Diabetes is caused by insufficient insulin production that triggers abnormal blood sugar levels. Thanks to several experiments, the team of Nathalie M. Fiaschi-Taesch, Ph.D., assistant professor of endocrinology, and lead author of the study, discovered that combining high amounts of the regulatory molecules cdk4 or cdk6 with a variety of D-cyclin proteins, especially cyclin D3, determines human beta cell to replicate in test tubes. Dr. Fiaschi-Taesch said: “We didn't expect cyclin D3 to ramp up beta cell replication so strongly when it was used with either cdk4 or cdk6. There was no known role for cyclin D3 in human beta cell physiology.”
Cyclin D2 can be found in rodent beta cells and it is essential for their function and replication, nevertheless, research showed that it is barely detectable in human cells. Scientists also found out that beta cell replication could be sustained for at least four weeks in mice transplanted with human beta cells engineered to overproduce cdk6; the blood sugar level got back to normal, which showed that the cells produced the necessary insulin properly.

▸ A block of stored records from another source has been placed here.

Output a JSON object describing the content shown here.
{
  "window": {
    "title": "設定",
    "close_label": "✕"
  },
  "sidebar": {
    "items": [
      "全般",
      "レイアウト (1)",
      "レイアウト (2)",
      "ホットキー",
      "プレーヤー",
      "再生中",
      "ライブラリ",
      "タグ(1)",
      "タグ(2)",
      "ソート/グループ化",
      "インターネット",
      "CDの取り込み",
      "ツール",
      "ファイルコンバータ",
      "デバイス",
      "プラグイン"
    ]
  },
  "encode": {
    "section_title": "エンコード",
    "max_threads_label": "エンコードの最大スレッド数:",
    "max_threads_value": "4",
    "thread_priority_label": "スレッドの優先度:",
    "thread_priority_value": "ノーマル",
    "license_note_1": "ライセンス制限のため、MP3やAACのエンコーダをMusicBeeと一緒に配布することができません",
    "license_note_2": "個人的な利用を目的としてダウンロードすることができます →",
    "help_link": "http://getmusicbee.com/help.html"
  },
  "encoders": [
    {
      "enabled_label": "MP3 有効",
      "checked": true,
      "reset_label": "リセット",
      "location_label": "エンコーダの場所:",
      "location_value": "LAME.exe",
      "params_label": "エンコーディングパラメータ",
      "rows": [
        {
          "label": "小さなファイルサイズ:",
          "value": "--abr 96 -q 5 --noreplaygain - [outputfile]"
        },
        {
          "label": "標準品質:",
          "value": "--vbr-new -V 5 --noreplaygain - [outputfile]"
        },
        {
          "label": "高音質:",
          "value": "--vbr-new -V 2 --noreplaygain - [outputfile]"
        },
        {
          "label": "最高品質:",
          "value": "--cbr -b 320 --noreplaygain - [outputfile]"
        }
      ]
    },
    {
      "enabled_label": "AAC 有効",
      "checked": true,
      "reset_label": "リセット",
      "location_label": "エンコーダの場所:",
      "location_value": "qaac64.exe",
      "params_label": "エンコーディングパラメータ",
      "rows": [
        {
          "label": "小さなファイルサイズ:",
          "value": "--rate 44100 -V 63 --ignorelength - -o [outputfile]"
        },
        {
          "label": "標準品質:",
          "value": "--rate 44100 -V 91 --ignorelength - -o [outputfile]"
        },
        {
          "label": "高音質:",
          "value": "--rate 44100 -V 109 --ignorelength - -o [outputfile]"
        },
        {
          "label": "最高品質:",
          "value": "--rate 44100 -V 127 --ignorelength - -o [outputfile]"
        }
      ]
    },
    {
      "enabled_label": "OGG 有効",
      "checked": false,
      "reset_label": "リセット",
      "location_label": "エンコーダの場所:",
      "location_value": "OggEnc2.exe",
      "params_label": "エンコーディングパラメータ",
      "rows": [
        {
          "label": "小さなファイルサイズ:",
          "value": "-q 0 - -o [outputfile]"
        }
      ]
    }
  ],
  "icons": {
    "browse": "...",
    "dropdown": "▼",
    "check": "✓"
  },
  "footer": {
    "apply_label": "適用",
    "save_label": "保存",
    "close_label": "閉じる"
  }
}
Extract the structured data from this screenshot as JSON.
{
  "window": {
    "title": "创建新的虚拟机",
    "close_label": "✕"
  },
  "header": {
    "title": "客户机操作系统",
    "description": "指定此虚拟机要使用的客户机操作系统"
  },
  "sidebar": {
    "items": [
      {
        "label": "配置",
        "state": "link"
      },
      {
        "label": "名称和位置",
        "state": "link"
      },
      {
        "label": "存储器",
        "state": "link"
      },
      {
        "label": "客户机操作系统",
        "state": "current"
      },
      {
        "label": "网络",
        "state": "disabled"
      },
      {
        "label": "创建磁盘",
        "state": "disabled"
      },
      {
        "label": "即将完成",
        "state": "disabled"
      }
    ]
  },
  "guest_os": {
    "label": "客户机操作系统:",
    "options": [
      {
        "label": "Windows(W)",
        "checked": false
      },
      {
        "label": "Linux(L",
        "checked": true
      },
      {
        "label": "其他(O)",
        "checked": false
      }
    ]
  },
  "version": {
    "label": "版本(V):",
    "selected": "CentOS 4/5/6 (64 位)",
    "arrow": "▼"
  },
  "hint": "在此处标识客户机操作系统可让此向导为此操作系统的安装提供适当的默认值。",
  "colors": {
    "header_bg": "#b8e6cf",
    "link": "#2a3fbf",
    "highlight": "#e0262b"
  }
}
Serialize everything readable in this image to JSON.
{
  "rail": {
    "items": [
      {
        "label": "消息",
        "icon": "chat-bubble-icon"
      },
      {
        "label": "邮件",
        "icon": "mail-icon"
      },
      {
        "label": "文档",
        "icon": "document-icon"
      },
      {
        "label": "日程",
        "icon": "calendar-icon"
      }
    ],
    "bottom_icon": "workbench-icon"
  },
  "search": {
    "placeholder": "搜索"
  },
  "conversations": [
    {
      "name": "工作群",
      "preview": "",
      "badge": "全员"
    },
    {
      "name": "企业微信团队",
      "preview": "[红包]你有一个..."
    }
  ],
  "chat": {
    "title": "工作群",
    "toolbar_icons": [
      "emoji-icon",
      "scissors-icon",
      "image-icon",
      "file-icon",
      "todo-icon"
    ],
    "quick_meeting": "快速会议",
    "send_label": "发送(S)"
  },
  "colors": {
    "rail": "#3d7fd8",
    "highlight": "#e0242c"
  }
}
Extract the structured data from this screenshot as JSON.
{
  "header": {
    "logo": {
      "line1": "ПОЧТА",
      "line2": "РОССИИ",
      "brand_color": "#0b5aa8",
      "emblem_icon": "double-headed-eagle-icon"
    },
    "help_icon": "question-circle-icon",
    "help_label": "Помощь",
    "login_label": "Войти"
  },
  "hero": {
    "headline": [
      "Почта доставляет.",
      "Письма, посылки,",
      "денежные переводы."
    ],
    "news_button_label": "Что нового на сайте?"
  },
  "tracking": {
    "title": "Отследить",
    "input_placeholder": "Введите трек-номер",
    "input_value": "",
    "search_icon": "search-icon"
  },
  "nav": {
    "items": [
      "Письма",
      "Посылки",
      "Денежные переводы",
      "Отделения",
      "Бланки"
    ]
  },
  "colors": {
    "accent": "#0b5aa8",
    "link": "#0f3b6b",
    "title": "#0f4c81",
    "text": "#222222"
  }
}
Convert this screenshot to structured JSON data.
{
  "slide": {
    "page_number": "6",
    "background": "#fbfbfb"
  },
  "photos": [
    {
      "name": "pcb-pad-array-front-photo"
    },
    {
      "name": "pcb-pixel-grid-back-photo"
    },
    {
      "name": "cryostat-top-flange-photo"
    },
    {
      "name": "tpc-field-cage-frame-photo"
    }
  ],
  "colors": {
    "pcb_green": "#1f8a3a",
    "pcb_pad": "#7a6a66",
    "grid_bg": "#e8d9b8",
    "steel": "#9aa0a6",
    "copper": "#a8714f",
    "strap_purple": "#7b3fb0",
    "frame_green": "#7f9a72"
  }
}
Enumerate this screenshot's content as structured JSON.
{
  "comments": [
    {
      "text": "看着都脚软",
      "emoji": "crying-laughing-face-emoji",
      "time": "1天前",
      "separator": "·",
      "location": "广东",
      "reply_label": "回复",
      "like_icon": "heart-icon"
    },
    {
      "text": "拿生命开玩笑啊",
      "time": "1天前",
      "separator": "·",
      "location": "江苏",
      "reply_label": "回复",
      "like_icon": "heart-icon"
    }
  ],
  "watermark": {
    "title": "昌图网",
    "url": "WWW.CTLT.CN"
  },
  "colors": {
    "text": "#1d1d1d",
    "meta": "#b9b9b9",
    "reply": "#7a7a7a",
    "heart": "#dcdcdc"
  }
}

Mice do not make cdk6 naturally, but they posses cdk4 and cyclins D1 and D2. After experimenting, scientists realized that by following standard rodent studies of beta replication, they might have followed the wrong molecules, said senior author Andrew F. Stewart, M.D., professor of medicine and chief of the Division of Endocrinology and Metabolism, Pitt School of Medicine, according to e! Science News.
“Our team was the first to show that adult human beta cells can be induced to proliferate or grow at substantial rates, which no one thought possible before,” he added. “Now our effort has been to unravel these regulatory pathways to find the most effective strategy that will allow us to treat – and perhaps cure – diabetes by making new insulin-producing cells.”